The Journal of Open Source Software Paper
sofastats_lib: A Python package for basic statistical tests, report tables, and charting
Grant Paton-Simpson
Summary
sofastats_lib is a Python library for statistical analysis and reporting based on the design of the SOFA Statistics desktop application (2009 to present).
sofatstats_lib provides a standard interface for connecting to CSV files and databases and generating report-ready self-contained HTML output. In the case of statistical tests, result are also generated in an object (data class) readily consumed by Python programs. Where it makes sense, there is also the option of worked example explanations of the results using the actual data used - for example, of the Mann-Whitney U results. - All output can be styled by pre-existing styles or by custom YAML-defined styles (https://sofastats.github.io/sofastats_lib/styles/).

Statement of Need
Python is the most popular language for data science and analytics. Python developers are well served with basic statistical tests and visualization options. But there is a gap for an integrated set of tools for charting, report tables, and inferential statistical tests. sofastats_lib aims to make such tools accessible to beginners as well as expert analysts through a standardized API (see https://sofastats.github.io/sofastats_lib/API), detailed documentation (https://sofastats.github.io/sofastats_lib/ and https://sofastats.github.io/sofastats_lib/data_prep/), and a design informed by UX research (see "How UX Can Improve Your Python Project" by Grant and Charlotte Paton-Simpson: https://www.youtube.com/watch?v=5DDZa46g3Yc).
Features
https://sofastats.github.io/sofastats_lib/output_gallery.html
Charts
- Area Charts
- Multiple-Chart Area Charts
- Bar Charts
- Multiple-Chart Bar Charts
- Clustered Bar Charts
- Multiple-Chart Clustered Bar Charts
- Box Plots
- Clustered Box Plots
- Histograms
- Multiple-Chart Histograms
- Line Charts
- Multiple-Chart Line Charts
- Pie Charts
- Multiple-Chart Pie Charts
- Scatter Plots
- Multiple-Chart Scatter Plots
- By Series Scatter Plots
- Multiple-Chart By Series Scatter Plots
Report Tables
- Frequency Tables
- Cross Tabs
Inferential Statistical Tests
- ANOVA (One Way)
- Chi Square (including table of expected and observed values)
- Independent Samples T-Test
- Kruskal-Wallis H
- Mann-Whitney U
- Normality Test (for both independent and paired data)
- Paired Samples T-Test
- Pearson's R Correlation
- Spearman's R Correlation
- Wilcoxon Signed Ranks Test
Examples
Full examples, including all required imports and data sources, can be found at: https://github.com/sofastats/sofastats_lib/tree/main/src/sofastats_examples/scripts
Below are examples of the actual configuration required to make output.

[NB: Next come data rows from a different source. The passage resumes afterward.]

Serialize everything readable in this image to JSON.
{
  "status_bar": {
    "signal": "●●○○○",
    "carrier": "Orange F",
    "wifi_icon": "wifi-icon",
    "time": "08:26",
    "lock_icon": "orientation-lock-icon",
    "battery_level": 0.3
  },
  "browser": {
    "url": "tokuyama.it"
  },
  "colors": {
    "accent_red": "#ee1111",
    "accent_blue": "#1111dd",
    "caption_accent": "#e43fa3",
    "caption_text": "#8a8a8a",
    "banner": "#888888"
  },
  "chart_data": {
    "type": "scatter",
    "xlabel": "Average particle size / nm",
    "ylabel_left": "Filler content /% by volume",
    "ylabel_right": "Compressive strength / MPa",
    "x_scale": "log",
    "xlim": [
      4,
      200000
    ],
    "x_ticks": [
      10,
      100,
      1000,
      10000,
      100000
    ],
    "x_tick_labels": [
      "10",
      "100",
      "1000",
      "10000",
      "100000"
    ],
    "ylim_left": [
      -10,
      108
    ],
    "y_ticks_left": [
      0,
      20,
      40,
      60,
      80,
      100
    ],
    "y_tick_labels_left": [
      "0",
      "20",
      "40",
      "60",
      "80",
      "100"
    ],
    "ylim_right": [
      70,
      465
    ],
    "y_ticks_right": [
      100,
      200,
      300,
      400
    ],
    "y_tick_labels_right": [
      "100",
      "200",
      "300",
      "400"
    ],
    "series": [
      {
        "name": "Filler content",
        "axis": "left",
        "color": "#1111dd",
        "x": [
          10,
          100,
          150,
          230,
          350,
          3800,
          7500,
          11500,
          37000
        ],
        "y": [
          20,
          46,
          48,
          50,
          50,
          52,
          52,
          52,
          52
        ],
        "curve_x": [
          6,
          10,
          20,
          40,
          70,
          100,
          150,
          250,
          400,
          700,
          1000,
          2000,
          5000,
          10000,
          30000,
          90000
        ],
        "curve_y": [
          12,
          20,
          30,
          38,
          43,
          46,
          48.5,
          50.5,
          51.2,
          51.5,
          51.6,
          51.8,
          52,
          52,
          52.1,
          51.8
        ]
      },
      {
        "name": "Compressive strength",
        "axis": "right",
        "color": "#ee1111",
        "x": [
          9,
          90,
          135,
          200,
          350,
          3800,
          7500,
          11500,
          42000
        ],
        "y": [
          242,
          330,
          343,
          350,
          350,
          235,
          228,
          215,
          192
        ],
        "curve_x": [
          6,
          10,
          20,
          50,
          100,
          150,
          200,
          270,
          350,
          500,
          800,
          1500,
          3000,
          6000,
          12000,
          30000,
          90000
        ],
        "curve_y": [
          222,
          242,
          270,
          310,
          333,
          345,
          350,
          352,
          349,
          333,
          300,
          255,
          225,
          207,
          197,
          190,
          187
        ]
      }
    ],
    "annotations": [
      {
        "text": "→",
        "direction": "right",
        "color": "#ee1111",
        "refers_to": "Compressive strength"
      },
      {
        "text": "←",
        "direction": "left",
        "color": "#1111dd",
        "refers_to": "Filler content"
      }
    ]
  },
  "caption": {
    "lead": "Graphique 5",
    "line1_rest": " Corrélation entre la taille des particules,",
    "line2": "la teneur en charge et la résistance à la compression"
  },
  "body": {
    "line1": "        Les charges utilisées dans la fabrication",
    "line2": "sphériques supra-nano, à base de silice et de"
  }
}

The goal of interface design was to minimise boilerplate and standardise across charting, report tables, and statistical tests.
Chart
design = ClusteredBoxplotChartDesign(
csv_file_path=csv_file_path,
output_file_path=output_folder / 'demo_multi_series_box_plot_black_pastel.html',
output_title="Multi-Series Boxplot (black_pastel design)",
show_in_web_browser=True,
sort_orders_yaml_file_path=sort_orders_yaml_file_path,
style_name='black_pastel',
field_name='Age',
category_field_name='Home Location Type',
series_field_name='Country',
series_sort_order=SortOrder.CUSTOM,
category_sort_order=SortOrder.CUSTOM,
box_plot_type=BoxplotType.INSIDE_1_POINT_5_TIMES_IQR,
show_n_records=True,
x_axis_font_size=12,
decimal_points=3,
)
design.make_output()

Report Table
row_variables_design_1 = Row(variable_name='Country', has_total=True, sort_order=SortOrder.CUSTOM,
child=Row(variable_name='Home Location Type', has_total=True, sort_order=SortOrder.VALUE))
row_variables_design_2 = Row(variable_name='Home Location Type', has_total=True, sort_order=SortOrder.CUSTOM)
row_variables_design_3 = Row(variable_name='Car')
col_variables_design_1 = Column(variable_name='Sleep Group', has_total=True, sort_order=SortOrder.CUSTOM)
col_variables_design_2 = Column(variable_name='Age Group', has_total=True, sort_order=SortOrder.CUSTOM,
child=Column(variable_name='Handedness', has_total=True, sort_order=SortOrder.CUSTOM, pct_metrics=[Metric.ROW_PCT, Metric.COL_PCT]))
col_variables_design_3 = Column(variable_name='Tertiary Qualifications', has_total=True, sort_order=SortOrder.CUSTOM)
design = CrossTabDesign(
cur=sqlite_cur,
database_engine_name=DbeName.SQLITE, ## or just the string 'sqlite'
source_table_name='people',
table_filter_sql="WHERE Car IN ('Porsche', 'Audi', 'Toyota', 'Aston Martin')", ## must have backticks around entity names containing spaces in SQLite; no trailing commas - this is SQL not Python
output_file_path=output_folder / 'demo_main_cross_tab_from_sqlite_db_filtered.html',
output_title='Cross Tab from SQLite (Filtered by Car)',
show_in_web_browser=True,
sort_orders_yaml_file_path=sort_orders_yaml_file_path,
row_variable_designs=[row_variables_design_1, row_variables_design_2, row_variables_design_3],
column_variable_designs=[col_variables_design_1, col_variables_design_2, col_variables_design_3],
style_name='default',
decimal_points=2,
)
design.make_output()
Statistical Test
Close-Up View

Complete View
Note - it may not make sense to make massive tables but the point is that sofastats_lib can generate whatever is configured.

design = AnovaDesign(
csv_file_path=csv_file_path,
output_file_path=output_folder / 'demo_anova_age_by_country_black_pastel_style.html',
output_title='ANOVA - Black Pastel Style',
show_in_web_browser=True,
style_name='black_pastel',
grouping_field_name='Country',
grouping_field_values=['South Korea', 'NZ', 'USA'],
measure_field_name='Age',
high_precision_required=False,
decimal_points=3,
)
design.make_output()